The food that we eat has a bigger effect on the climate than almost everything else. The global food systems report about 25-30% of the emissions, and because of a growing population that eats more meat and throws away more food we risk going past the carbon limits meant to control the warming. Even so, there are real changes that can help.

What some choose to eat matters more than the origin of the product. Beef has the same heavy carbon footprint, regardless of the place where the meat grew. The transport is not the main part of food emissions.

How Food Affects the Climate

A good example is shown by avocados. Sending one kilo from Mexico to the United Kingdom, one creates around 0.21 kg of CO2 because of transport emissions. That is only about 8% of the whole carbon footprint for those avocados.

Only few foods travel by plane, around 0.16% of all food miles. Even so, if one uses air for shipping, the emissions become huge. Air transport creates 50 tiems more CO2 than shipping for the same distance.

On average, beef and lamb have the highest carbon footprint between all foods. Meat, cheese and eggs stand at the top also. Eating one kilo of beef, one creates emissions equal to a journey of 63 miles by car.
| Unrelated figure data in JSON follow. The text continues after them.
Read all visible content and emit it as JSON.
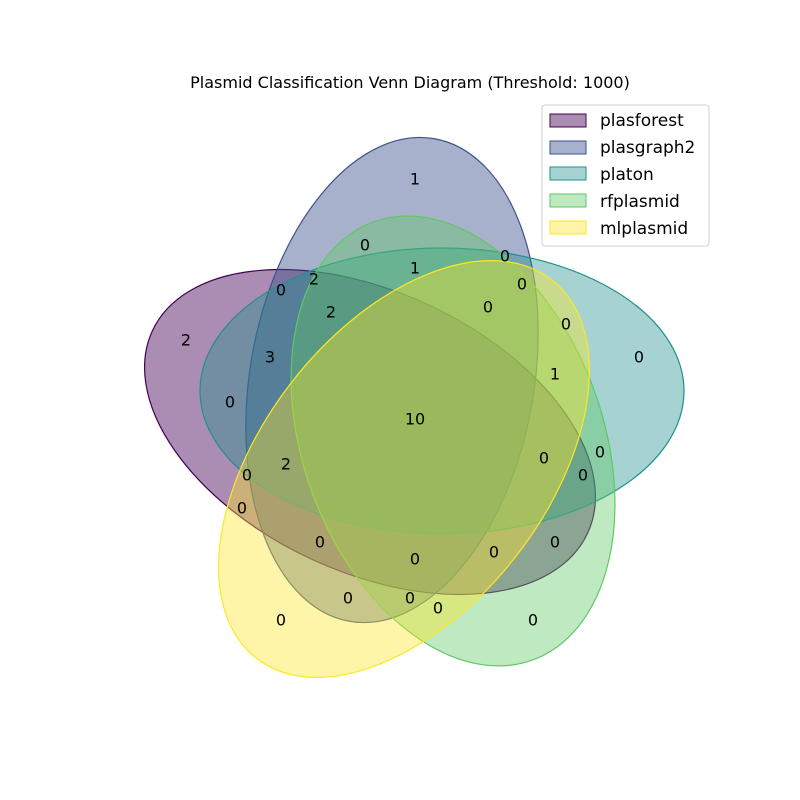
{
  "title": "Plasmid Classification Venn Diagram (Threshold: 1000)",
  "sets": [
    {
      "name": "plasforest",
      "color": "#440154"
    },
    {
      "name": "plasgraph2",
      "color": "#3b528b"
    },
    {
      "name": "platon",
      "color": "#21918c"
    },
    {
      "name": "rfplasmid",
      "color": "#5ec962"
    },
    {
      "name": "mlplasmid",
      "color": "#fde725"
    }
  ],
  "region_counts": {
    "A": "2",
    "B": "1",
    "C": "0",
    "D": "0",
    "E": "0",
    "AB": "3",
    "AC": "0",
    "AD": "0",
    "AE": "0",
    "BC": "0",
    "BD": "0",
    "BE": "0",
    "CD": "0",
    "CE": "0",
    "DE": "0",
    "ABC": "0",
    "ABD": "0",
    "ABE": "0",
    "ACD": "0",
    "ACE": "0",
    "ADE": "0",
    "BCD": "0",
    "BCE": "0",
    "BDE": "0",
    "CDE": "0",
    "ABCD": "2",
    "ABCE": "2",
    "ABDE": "2",
    "ACDE": "1",
    "BCDE": "1",
    "ABCDE": "10"
  }
}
On the other hand, fruits, grains and vegetables have the lowest carbon footprint, then come nuts and beans. To get 100 grams of protein from peas, the emissions are only 0.4 kg of CO2, almost 90 times less than for same protein from beef.

Shrimp and palms carry a big carbon footprint also. The main cause is that one destroys mangroves too create shrimp farms, releasing stored carbon into the air. Dinner from steak and shrimp on former mangrove ground matches in carbon a journey by little car through the whole United States.
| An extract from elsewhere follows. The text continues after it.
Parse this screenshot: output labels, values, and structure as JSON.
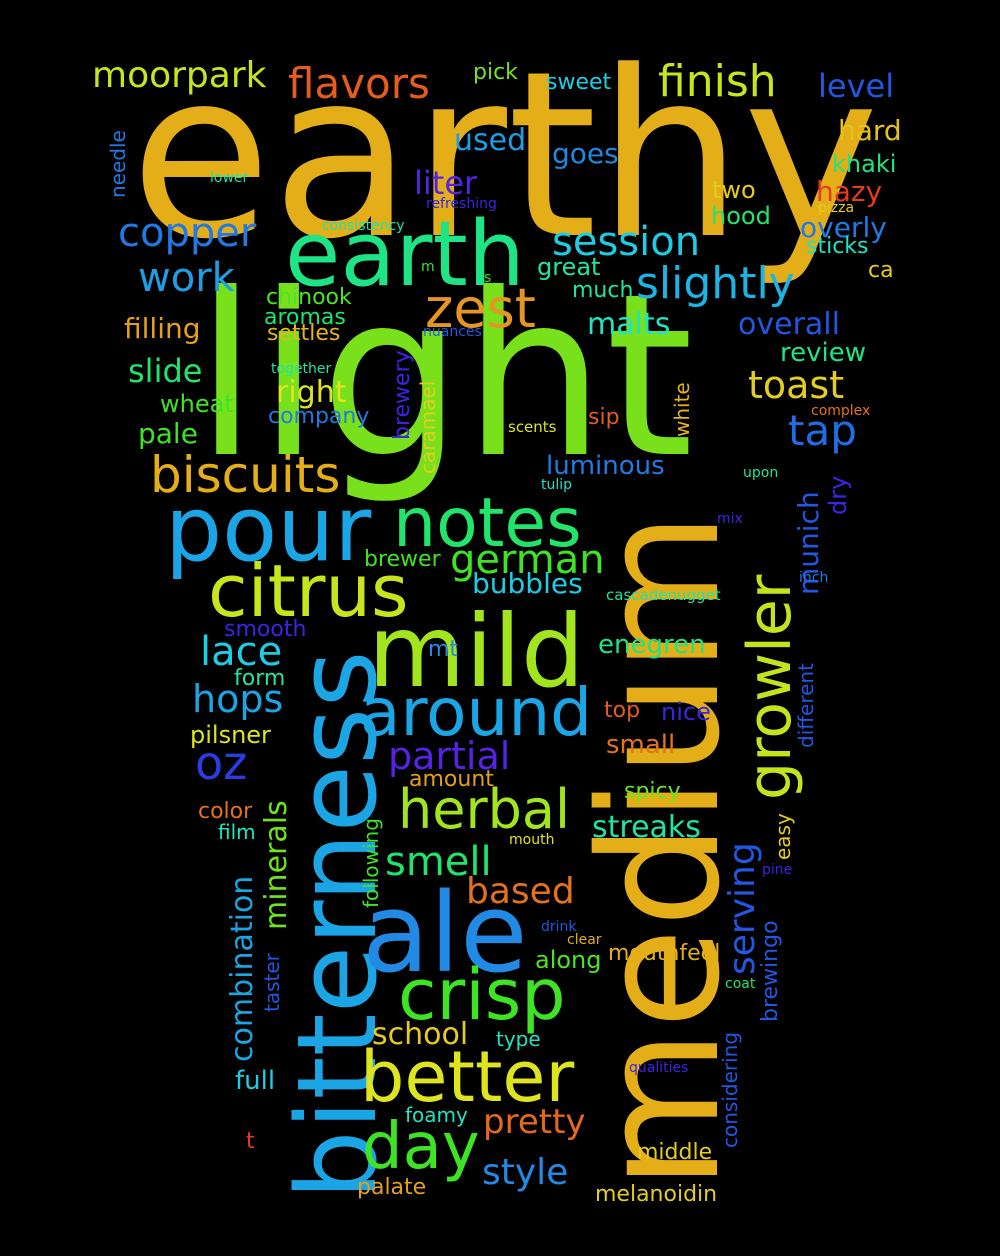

Making meat reports about direct emissions from farm work and about the loss of natural carbon storage. Plant based foods like beans, peas, nuts, lentils, fruits and vegetables normally use less energy, land and water. They also have lower levels of greenhouse gases than those based on animals.
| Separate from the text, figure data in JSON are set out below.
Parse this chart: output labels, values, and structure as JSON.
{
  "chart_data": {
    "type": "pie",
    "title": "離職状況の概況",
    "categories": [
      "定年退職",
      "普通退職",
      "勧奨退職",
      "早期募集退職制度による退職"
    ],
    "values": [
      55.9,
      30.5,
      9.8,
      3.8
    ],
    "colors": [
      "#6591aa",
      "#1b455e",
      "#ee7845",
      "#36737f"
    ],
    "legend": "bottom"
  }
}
Switching to a plant based diet could cut the needed land for food production by around 75%.

Waste of food is another big problem. It reports about around 8% of global emissions. Almost five times more than flying.

Packaging matters also. It can add more than ten percent to the emissions of a product. Oddly, plastic containers sometimes have a smaller carbon footprint than glass ones, if one includes making andmoving them.

Switching to healthier, more plant based diets and cutting waste of food could feed the same people with less production and a smaller carbon footprint. The carbon footprint of food is measured by Life Cycle Analysis, that follows the environmental impacts through the whole life cycle of a product.

Food Carbon Footprint Calculator: How Much CO2 Does Your Diet Produce?